Togo, M, Konari, N, Tsukamoto, M, Kimoto, R, Yamaguchi, T, Takeda, H, Kambayashi, I
Journal of the International Society of Sports Nutrition 2018 v.15 no.1 pp. 13
electron transport chain, epinephrine, high fat diet, laboratory animals, lifestyle, liver, males, membrane fluidity, mitochondria, obesity, oxidative stress, oxygen consumption, rats, sports nutrition, superoxide anion, superoxide dismutase
BACKGROUND: Obesity is a primary factor of lifestyle-related diseases, and the age of its onset has decreased. The reactive oxygen species (ROS), the superoxide anion, is generated in the mitochondrial electron transport chain and the damage it induces in cells may be a contributing factor to obesity-related lifestyle diseases. In the present study, the influence of the ingestion of a high-fat diet (HFD) on superoxide anion generation in rat liver mitochondria (Mt) and membrane fluidity was investigated. METHODS: Male Wistar rats were fed a normal diet (ND, n = 6) or HFD (n = 6). Liver Mt were isolated and oxygen consumption, superoxide anion production (the adrenaline method), and membrane fluidity (the spin label method) were measured. RESULTS: After 11 weeks, body weights and abdominal circumferences were higher in the HFD group than in the ND group.

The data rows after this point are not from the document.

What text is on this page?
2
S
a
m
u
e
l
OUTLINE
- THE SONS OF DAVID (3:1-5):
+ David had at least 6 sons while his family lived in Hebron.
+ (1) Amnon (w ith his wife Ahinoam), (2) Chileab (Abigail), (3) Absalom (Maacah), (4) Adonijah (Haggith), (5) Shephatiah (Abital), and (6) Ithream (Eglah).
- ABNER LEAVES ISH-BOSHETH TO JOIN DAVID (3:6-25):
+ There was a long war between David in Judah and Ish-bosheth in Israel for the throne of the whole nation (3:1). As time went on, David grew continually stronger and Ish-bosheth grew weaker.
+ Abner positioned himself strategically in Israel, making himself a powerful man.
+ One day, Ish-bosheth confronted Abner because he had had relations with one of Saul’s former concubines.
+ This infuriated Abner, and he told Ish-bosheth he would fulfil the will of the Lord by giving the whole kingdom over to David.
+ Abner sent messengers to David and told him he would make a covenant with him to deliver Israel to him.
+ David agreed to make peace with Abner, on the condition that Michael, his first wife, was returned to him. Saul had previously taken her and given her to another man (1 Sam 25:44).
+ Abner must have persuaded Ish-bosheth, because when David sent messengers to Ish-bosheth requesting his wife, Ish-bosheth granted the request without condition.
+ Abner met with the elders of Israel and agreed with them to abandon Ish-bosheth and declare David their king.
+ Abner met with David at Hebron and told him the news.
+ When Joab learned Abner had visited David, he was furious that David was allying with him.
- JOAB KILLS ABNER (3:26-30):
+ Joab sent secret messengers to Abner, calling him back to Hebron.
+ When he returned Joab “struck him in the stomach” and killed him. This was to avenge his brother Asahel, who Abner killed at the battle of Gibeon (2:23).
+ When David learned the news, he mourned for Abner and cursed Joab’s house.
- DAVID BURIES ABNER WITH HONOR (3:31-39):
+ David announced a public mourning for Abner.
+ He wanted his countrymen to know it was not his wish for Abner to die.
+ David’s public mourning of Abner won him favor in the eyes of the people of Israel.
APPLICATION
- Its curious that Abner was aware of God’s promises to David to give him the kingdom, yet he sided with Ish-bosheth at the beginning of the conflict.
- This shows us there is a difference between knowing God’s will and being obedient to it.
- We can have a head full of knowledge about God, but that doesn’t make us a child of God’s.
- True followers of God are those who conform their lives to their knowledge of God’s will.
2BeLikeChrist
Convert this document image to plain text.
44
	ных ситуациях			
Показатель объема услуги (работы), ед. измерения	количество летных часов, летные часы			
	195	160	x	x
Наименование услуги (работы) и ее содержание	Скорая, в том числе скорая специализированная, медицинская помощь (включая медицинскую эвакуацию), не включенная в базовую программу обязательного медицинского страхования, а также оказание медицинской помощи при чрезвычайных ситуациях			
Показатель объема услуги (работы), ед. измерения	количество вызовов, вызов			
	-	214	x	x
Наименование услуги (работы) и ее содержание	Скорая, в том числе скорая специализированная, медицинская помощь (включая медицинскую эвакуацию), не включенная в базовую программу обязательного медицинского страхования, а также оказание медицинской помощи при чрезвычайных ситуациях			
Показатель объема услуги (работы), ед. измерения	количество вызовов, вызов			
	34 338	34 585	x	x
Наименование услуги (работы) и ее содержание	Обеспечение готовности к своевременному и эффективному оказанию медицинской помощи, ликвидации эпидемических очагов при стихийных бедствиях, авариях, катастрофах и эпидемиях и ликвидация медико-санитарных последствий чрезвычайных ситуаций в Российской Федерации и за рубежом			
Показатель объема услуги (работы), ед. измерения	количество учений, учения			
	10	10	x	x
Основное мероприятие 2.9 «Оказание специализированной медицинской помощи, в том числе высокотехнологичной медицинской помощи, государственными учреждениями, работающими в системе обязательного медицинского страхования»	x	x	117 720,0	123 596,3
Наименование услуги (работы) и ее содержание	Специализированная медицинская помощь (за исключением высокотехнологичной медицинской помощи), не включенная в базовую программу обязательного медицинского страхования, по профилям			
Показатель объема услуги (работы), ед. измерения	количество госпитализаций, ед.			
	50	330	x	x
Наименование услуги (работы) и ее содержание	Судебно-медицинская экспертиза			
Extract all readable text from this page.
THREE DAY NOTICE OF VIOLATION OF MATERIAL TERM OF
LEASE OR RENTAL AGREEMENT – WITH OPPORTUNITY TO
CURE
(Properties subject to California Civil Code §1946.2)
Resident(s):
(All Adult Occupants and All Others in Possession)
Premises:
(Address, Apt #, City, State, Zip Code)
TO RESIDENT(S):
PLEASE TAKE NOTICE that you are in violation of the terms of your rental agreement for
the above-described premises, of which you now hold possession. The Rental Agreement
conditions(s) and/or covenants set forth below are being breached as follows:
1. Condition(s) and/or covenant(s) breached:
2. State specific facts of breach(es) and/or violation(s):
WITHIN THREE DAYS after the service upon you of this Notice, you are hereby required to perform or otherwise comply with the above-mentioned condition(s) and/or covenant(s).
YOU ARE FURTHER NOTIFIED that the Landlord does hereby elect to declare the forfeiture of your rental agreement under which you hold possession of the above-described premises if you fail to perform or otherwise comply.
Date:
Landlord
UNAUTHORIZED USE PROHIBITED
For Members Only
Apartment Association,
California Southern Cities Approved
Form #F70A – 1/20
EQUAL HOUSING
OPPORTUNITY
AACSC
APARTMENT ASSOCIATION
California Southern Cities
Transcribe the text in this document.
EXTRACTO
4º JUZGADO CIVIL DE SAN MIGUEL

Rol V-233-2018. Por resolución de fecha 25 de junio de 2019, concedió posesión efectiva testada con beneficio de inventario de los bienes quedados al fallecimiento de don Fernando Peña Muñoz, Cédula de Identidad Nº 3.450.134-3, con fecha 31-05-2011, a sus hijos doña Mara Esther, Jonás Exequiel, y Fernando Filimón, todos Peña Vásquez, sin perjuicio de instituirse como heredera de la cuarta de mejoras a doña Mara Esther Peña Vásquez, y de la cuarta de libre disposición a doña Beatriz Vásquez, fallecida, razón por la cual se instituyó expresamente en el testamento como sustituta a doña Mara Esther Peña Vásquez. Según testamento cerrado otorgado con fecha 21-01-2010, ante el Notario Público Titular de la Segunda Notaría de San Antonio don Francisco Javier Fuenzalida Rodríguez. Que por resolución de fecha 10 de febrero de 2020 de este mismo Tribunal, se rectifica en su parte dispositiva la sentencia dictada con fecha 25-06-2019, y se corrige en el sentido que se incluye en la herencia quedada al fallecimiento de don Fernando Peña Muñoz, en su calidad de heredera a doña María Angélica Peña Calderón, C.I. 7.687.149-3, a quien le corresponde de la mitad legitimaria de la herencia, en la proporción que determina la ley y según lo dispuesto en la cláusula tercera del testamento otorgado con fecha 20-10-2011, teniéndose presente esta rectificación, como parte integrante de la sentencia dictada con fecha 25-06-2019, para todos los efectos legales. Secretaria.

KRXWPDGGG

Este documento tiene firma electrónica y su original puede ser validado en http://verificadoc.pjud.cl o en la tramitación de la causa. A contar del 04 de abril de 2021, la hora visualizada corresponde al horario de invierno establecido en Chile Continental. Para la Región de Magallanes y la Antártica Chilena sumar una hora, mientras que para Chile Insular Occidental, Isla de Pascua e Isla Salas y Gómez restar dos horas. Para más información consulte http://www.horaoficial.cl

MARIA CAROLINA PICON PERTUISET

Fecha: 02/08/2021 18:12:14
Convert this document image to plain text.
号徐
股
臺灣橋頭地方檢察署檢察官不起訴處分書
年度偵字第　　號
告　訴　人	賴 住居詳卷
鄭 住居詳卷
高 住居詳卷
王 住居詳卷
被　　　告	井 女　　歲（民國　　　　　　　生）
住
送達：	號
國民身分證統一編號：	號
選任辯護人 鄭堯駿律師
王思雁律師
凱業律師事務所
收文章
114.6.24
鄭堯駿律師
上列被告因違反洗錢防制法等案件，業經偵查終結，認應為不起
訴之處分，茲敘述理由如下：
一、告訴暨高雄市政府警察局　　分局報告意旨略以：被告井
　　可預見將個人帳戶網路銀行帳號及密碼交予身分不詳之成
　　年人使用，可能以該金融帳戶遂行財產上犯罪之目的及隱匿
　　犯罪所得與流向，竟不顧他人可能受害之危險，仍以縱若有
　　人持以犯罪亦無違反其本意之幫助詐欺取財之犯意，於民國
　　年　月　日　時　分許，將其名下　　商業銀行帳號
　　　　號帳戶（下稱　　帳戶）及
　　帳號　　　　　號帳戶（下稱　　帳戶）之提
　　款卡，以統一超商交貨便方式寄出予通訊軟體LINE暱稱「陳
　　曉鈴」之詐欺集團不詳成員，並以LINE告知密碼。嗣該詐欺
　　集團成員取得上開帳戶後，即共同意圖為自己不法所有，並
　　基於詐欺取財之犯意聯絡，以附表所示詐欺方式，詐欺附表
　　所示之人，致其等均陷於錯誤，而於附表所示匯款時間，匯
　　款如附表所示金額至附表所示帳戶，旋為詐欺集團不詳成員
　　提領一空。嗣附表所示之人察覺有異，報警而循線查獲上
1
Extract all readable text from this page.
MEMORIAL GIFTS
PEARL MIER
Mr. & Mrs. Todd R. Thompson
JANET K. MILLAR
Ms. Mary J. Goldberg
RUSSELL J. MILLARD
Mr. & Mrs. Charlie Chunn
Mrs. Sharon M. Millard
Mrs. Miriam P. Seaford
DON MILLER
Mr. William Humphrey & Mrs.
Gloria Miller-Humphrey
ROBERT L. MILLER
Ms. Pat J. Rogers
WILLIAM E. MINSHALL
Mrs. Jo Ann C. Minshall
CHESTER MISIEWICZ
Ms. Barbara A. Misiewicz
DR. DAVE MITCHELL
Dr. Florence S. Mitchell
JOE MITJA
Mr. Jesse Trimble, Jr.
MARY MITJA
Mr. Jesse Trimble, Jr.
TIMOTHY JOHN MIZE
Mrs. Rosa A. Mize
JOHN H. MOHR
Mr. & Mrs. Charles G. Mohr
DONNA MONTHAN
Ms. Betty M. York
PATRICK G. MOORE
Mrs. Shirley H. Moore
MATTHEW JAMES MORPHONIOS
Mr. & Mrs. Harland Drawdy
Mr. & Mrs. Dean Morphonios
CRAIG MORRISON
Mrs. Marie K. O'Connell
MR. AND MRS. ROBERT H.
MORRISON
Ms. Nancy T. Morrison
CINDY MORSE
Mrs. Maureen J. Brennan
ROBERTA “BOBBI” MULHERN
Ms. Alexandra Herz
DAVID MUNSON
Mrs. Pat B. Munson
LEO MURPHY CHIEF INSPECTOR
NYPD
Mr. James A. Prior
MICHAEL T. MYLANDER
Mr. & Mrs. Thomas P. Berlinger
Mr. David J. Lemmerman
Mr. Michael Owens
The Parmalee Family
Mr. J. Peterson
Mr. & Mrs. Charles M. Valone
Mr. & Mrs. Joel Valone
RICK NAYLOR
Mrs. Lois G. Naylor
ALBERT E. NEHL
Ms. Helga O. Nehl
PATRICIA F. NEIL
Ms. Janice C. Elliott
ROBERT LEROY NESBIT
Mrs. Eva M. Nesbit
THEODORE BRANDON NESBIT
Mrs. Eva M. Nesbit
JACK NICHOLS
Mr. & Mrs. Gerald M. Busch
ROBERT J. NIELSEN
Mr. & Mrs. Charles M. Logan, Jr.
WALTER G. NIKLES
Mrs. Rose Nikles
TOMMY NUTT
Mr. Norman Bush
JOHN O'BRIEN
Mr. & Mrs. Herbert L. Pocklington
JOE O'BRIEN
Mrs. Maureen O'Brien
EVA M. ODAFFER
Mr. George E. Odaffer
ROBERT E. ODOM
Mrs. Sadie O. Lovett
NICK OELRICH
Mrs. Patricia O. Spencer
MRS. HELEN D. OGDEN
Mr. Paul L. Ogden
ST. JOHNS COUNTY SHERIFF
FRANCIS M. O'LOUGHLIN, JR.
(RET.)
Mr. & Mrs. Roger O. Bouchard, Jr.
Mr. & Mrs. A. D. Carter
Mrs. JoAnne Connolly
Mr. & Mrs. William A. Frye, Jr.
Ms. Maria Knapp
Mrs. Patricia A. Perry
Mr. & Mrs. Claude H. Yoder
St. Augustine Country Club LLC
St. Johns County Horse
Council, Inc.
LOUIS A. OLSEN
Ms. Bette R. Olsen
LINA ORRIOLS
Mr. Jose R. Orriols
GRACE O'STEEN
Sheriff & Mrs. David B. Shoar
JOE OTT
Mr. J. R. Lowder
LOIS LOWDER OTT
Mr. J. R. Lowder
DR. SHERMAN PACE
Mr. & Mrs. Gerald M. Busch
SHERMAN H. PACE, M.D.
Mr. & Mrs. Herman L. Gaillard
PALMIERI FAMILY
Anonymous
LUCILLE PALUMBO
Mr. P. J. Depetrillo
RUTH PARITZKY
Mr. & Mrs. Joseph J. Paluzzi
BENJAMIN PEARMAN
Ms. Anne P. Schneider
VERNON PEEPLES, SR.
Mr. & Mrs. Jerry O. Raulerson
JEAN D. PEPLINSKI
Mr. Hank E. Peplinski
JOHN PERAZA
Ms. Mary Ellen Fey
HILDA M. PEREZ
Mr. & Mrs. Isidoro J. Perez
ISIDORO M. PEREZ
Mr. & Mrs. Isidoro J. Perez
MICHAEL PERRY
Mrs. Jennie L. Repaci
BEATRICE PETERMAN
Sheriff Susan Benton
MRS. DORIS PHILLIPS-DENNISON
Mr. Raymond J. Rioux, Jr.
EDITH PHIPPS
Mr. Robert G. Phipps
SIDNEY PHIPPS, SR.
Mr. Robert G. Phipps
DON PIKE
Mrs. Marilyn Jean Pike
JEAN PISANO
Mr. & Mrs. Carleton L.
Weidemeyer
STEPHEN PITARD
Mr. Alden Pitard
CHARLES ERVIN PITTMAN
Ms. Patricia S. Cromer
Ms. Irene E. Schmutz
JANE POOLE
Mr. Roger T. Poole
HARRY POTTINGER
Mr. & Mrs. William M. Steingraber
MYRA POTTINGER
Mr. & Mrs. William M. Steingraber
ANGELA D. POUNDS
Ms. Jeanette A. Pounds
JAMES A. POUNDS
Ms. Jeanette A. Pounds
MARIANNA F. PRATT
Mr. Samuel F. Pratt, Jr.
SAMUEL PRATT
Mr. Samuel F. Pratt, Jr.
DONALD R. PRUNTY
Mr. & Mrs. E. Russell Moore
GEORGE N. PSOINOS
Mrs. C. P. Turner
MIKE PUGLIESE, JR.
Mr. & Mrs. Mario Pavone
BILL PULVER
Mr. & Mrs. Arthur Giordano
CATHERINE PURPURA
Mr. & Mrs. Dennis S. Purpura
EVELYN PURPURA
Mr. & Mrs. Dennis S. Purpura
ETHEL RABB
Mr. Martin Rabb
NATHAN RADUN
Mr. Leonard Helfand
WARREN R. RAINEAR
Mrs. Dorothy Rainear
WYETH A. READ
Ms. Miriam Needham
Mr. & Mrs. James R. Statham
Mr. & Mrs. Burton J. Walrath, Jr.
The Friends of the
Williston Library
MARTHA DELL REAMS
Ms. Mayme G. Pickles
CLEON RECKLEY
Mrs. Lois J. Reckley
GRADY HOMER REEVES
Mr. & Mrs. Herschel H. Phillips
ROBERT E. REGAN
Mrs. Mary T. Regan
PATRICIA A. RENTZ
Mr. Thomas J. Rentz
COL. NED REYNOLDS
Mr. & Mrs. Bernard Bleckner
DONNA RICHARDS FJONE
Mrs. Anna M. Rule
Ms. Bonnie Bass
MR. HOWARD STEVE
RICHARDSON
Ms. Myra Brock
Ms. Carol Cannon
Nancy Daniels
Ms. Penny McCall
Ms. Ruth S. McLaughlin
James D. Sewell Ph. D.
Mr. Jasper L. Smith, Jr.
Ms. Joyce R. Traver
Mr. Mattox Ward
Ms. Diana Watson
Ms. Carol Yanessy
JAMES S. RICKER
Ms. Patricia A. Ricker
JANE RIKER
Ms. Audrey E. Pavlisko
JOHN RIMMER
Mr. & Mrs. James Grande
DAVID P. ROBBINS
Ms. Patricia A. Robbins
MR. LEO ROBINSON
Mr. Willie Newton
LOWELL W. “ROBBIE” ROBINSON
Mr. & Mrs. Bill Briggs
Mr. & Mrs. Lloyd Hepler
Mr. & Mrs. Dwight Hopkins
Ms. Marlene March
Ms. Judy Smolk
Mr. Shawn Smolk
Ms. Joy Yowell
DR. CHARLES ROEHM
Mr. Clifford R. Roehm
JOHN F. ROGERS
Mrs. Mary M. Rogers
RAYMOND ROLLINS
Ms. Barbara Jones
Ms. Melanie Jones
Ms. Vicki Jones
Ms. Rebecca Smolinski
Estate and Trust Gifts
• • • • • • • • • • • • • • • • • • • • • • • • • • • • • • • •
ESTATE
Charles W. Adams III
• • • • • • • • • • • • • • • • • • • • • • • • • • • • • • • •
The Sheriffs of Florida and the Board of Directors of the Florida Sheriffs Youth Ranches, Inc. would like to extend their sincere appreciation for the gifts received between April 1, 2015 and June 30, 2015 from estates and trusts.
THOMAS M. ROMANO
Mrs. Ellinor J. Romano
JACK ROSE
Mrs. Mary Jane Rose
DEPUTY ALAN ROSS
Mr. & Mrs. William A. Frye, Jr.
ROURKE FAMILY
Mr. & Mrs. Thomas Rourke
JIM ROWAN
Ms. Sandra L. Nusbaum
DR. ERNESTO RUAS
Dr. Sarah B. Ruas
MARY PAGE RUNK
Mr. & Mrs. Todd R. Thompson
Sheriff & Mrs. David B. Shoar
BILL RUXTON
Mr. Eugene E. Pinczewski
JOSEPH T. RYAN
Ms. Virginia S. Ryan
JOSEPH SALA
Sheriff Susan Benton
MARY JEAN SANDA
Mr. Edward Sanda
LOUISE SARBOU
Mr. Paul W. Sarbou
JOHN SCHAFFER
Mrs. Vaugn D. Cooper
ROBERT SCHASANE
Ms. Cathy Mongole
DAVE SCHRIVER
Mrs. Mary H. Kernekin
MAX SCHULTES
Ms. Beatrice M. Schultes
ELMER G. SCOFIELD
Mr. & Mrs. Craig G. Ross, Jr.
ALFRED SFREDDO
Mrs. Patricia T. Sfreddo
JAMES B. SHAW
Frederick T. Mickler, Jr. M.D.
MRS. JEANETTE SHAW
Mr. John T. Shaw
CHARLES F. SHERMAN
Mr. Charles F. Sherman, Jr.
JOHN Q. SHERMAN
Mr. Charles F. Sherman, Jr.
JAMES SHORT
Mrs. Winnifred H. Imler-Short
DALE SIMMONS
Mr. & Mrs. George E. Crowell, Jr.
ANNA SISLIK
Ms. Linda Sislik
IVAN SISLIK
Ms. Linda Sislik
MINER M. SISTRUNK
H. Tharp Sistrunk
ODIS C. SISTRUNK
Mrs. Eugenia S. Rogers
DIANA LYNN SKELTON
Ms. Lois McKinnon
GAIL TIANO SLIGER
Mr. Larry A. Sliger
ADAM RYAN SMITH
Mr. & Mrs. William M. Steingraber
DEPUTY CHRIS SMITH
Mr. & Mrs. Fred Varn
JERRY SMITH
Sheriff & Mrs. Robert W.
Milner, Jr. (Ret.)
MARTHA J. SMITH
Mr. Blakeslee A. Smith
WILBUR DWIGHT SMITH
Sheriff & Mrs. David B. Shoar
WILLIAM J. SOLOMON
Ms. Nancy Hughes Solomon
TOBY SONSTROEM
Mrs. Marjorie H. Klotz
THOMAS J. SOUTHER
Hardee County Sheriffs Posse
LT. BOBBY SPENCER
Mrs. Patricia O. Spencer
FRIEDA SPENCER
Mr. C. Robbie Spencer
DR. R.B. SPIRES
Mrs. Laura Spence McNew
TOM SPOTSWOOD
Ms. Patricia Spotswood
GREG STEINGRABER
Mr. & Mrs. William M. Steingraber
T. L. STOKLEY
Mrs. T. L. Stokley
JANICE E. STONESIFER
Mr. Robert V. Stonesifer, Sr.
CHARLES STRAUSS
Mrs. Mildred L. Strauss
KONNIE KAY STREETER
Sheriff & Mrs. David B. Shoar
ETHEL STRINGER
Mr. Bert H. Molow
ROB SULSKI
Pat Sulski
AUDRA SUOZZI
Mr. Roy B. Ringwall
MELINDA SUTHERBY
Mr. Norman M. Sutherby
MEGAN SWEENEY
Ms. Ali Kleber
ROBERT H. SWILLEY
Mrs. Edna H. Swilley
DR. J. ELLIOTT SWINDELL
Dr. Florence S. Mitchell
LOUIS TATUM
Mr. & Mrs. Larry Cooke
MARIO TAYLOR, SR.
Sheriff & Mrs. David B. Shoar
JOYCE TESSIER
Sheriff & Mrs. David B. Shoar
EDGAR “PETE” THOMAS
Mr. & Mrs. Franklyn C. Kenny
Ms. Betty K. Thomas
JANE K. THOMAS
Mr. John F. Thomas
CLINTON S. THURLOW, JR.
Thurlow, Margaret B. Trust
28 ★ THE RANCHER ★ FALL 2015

Mt oxygen consumption was higher in the HFD group than in the ND group. Superoxide anion production was significantly lower in the HFD group than in the ND group, while no significant changes were observed in membrane fluidity. CONCLUSION: Although rats developed diet-induced obesity, it did not reach the level of disease development. The promotion of lipid metabolism appeared to reduce superoxide anion production, but did not influence membrane fluidity. While superoxide anion damages cells as an oxidative stress, ROS and superoxide dismutase are essential signaling molecules in the body. The present results suggest that the continuous ingestion of a HFD impairs Mt and induces disease development.